Deux rapports publiés la semaine dernière soulignent ce point. Dans le premier, par l’Institut Fraser, on constate qu’en dépit de déclarations contraires, le Canada a un excellent bilan environnemental en comparaison avec la plupart des autres pays de l’OCDE. Selon cette étude, le Canada se classe parmi les 10 premiers au sein des pays à revenu élevé pour ce qui est du bilan environnemental global. En bref, les Canadiens jouissent de hauts niveaux de qualité de l’environnement en termes absolus et en comparaison avec nos pairs de l’OCDE.
 
Dans le deuxième, en provenance de la province de l’Ontario, on signale que la qualité de l’air en Ontario s’est sensiblement améliorée au cours des 10 dernières années en raison d’importantes diminutions de substances polluantes telles que le dioxyde d’azote, le dioxyde de soufre et le monoxyde de carbone.
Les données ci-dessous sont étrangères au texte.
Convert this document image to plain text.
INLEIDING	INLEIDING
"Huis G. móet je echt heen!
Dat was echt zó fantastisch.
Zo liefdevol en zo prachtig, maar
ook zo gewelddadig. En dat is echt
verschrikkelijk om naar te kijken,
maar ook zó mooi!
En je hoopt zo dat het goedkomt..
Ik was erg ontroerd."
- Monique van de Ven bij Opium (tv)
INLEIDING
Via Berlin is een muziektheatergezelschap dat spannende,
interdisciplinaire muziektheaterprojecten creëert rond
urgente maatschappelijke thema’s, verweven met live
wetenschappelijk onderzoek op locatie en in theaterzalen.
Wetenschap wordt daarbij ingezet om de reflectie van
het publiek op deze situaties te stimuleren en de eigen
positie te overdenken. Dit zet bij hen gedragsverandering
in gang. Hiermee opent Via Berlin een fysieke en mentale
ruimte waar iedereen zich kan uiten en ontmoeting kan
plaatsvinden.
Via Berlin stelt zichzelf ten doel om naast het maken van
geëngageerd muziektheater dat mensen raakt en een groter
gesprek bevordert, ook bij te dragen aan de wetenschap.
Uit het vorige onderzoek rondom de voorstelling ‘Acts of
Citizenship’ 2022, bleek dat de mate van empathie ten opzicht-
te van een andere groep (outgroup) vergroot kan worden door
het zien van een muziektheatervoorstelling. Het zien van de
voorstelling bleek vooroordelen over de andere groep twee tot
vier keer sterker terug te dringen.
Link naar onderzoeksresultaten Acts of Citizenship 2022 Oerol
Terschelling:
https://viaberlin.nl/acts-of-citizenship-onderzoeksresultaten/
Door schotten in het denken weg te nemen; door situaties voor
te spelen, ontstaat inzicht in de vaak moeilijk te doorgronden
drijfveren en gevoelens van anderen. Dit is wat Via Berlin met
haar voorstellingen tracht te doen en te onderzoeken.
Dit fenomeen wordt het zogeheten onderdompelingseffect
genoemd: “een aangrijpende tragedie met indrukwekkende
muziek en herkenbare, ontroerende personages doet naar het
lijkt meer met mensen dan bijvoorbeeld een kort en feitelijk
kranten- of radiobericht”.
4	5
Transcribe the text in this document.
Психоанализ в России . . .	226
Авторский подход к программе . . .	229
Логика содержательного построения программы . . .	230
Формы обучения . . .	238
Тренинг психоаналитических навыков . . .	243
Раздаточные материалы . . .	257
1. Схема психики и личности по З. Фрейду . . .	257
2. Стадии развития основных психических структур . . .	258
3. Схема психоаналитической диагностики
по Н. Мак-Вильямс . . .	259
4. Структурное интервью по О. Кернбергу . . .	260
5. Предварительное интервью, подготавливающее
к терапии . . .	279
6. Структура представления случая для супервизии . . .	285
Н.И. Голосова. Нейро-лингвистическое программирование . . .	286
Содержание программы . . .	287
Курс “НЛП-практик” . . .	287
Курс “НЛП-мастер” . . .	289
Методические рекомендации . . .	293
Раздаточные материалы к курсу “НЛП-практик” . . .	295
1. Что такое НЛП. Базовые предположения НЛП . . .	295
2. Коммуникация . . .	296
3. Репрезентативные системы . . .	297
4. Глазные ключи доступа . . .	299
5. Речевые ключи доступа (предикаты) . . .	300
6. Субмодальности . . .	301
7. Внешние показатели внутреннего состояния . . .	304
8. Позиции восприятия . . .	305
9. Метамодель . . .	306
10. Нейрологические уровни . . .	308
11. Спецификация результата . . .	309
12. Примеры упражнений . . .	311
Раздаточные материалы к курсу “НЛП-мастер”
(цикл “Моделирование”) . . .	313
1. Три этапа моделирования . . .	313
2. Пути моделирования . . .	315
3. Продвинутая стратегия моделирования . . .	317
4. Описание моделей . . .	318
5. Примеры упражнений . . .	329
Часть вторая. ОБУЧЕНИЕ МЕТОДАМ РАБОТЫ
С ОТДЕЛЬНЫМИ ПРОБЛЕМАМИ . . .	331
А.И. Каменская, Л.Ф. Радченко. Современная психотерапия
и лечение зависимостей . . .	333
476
Dans son Rapport sur la qualité de l’air en Ontario de 2016, le Ministère de l’Environnement et de l’Action en matière de changement climatique a également confirmé qu’il y a eu une importante diminution des particules fines émises directement dans l’atmosphère comme sous-produit de la combustion du carburant ou formées indirectement dans l’atmosphère par une série de réactions chimiques complexes.  
 
Reste-t-il plus à accomplir et pouvons-nous faire mieux pour nous-mêmes et pour les générations à venir? Oui, absolument. Pouvons-nous le faire sans mettre en péril la croissance économique et notre niveau de vie actuel?  Encore une fois, oui. Toutefois, les transitions viables prennent du temps. 

Cela me rappelle la fable du lièvre et de la tortue.